I giovani studenti italiani hanno perso gli stimoli, e soffocati da una realtà virtuale che li stordisce e li inganna con obiettivi materiali a costo (e sforzo!) nullo, perdono la retta via, loro stessi, la propria individualità. Bisogna tenere conto anche dell’impatto sociale e psicologico che ha avuto la pandemia sui ragazzi. La chiusura forzata, l’annullamento fulmineo di qualsiasi attività associativa e di socializzazione, ha arrecato danni a lungo termine di cui ancora oggi i giovani avvertono la scia.

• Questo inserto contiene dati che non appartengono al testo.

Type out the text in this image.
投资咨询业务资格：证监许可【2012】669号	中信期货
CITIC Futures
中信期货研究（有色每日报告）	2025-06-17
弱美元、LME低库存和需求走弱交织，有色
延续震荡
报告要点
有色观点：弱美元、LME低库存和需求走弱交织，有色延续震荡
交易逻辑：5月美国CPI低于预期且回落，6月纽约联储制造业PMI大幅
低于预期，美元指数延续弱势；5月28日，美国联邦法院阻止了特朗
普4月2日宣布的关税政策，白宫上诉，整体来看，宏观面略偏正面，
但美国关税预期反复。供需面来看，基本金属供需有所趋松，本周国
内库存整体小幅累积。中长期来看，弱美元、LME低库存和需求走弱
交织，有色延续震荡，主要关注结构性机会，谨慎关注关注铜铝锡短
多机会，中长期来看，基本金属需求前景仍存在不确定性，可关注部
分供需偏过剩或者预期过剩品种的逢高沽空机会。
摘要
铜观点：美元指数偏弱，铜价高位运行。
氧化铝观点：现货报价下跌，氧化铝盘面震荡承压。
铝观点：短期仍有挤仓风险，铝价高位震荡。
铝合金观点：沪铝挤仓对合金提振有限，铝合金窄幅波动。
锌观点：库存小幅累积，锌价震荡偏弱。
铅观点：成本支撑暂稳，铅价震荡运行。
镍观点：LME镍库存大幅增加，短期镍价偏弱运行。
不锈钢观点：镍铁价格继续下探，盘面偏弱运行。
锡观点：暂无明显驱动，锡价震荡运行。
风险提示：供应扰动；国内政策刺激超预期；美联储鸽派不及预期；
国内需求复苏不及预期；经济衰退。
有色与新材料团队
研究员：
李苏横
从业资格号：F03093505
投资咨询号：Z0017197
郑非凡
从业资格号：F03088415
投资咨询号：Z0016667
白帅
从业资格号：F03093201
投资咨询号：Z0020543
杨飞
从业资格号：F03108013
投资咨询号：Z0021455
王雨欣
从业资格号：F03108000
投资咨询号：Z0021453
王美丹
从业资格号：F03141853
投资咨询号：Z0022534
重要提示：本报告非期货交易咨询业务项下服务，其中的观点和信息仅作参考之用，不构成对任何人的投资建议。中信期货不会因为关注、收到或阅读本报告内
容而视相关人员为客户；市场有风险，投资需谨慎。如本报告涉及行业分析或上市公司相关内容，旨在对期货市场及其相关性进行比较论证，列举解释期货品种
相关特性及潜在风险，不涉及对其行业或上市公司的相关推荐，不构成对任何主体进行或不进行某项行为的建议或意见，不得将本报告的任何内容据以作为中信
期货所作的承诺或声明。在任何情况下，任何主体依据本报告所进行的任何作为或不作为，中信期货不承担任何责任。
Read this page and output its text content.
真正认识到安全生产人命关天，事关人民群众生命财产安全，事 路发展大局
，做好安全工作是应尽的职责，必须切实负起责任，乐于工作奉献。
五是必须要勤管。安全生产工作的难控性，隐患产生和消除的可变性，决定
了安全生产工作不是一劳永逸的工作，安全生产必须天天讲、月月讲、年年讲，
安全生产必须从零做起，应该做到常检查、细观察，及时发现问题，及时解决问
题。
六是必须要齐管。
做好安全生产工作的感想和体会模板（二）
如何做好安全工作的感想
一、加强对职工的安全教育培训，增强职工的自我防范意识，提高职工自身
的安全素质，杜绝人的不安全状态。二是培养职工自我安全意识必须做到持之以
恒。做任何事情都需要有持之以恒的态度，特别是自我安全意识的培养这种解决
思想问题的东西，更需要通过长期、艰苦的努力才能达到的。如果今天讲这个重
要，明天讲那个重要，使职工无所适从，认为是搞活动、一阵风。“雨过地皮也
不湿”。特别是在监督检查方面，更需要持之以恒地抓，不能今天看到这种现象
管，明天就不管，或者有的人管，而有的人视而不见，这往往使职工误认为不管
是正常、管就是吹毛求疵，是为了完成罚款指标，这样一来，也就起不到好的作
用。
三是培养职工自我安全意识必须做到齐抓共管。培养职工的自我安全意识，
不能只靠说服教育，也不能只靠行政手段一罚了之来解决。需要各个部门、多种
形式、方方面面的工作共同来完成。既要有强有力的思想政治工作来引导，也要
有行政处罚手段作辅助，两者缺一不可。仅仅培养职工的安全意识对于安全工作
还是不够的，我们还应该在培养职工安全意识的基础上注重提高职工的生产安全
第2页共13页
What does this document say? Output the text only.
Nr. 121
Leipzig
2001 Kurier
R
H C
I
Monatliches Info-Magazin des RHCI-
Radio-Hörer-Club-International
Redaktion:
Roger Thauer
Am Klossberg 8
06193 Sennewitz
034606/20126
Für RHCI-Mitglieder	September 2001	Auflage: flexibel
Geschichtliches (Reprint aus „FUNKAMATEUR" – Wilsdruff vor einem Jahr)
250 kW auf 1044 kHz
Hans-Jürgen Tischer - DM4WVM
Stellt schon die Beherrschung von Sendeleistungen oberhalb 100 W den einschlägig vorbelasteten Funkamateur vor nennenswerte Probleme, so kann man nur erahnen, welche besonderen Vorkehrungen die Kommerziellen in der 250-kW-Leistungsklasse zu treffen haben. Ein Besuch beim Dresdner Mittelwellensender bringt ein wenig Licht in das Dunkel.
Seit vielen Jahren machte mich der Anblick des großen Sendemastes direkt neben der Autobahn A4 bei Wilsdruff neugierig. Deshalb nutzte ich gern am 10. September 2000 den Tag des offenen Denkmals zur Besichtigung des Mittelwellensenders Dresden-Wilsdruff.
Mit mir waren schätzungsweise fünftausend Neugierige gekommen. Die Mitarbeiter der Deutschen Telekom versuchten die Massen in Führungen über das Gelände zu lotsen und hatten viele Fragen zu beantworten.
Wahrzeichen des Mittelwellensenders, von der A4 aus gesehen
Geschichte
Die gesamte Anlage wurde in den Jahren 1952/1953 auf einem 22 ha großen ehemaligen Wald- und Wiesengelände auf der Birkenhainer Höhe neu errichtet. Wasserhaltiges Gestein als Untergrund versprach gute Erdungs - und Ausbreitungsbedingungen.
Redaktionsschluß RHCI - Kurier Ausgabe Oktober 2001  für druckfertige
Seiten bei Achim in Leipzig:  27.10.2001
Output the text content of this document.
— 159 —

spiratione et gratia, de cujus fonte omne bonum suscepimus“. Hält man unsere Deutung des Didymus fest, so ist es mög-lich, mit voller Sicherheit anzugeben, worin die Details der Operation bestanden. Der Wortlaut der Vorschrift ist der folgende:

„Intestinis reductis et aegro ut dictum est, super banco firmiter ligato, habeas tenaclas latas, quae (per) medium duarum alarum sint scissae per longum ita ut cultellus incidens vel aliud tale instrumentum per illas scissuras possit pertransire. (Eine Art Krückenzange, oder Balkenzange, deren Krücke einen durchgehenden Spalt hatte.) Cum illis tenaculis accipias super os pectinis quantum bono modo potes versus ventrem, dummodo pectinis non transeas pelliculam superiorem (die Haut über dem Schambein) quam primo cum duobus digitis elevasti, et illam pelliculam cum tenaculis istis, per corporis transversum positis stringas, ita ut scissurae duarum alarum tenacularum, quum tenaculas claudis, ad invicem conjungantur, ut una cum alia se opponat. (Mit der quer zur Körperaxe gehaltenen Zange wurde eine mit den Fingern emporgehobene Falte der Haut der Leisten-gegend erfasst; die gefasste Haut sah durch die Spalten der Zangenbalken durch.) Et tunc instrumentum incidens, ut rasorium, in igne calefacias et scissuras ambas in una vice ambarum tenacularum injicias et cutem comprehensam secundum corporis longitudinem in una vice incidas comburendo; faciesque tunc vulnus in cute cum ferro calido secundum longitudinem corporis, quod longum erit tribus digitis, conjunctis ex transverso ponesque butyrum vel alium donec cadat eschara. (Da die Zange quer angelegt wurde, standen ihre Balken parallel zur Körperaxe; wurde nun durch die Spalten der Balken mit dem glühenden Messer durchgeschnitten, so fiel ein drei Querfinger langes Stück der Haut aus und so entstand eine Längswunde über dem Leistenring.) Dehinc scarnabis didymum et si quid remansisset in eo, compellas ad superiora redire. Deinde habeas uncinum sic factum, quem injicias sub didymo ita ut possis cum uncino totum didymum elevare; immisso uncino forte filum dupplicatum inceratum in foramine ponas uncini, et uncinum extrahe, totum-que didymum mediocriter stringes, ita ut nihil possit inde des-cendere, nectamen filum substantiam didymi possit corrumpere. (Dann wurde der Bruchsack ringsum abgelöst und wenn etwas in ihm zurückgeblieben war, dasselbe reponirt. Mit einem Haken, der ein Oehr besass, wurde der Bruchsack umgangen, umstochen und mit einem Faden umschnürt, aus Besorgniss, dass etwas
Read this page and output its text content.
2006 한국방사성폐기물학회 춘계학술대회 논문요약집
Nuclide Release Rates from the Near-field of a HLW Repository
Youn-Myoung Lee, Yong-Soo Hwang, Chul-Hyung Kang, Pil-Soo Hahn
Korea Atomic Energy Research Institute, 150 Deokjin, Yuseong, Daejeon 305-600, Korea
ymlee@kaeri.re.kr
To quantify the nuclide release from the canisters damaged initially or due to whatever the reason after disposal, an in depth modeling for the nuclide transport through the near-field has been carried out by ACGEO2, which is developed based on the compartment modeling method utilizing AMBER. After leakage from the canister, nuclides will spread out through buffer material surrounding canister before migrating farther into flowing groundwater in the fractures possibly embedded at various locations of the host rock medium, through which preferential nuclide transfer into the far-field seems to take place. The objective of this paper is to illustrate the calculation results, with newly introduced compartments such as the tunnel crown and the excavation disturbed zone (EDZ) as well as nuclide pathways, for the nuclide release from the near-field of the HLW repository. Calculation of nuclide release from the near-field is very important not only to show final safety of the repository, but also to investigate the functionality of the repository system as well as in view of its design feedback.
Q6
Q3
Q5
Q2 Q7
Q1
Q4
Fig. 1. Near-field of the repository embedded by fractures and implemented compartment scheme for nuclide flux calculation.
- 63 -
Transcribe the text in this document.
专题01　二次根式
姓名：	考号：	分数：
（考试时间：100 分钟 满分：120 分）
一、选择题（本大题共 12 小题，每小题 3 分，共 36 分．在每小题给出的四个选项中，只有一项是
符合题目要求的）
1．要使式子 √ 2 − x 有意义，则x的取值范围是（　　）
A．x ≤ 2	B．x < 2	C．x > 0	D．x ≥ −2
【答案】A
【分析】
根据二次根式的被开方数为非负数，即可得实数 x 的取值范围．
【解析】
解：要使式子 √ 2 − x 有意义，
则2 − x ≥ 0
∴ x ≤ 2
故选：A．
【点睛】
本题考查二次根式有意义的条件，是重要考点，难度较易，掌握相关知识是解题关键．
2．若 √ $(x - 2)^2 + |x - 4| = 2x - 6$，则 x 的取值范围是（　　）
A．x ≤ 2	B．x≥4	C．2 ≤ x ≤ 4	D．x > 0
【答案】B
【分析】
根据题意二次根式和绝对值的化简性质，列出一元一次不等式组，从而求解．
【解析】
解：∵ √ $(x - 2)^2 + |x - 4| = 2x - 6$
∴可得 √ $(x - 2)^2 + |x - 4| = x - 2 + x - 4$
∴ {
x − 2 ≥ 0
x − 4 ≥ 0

Tornare alla normalità, interrotta o meglio bloccata per un periodo consistente di tempo, ha significato trovarsi davanti a delle scosse di assestamento prolunate che si verificano ancora oggi, e che pesano. Ci sono gli strumenti per poter apportare un cambiamento nella didattica, nel modo di intendere e fare la scuola, ma la direzione che si sceglie è sempre quella più tecnologica e individuale, piuttosto che quella collettiva di socializzazione diretta, frontale. I ragazzi ne hanno bisogno, ma nella voglia di slancio gli adulti hanno lasciato indietro i principali attori: gli studenti.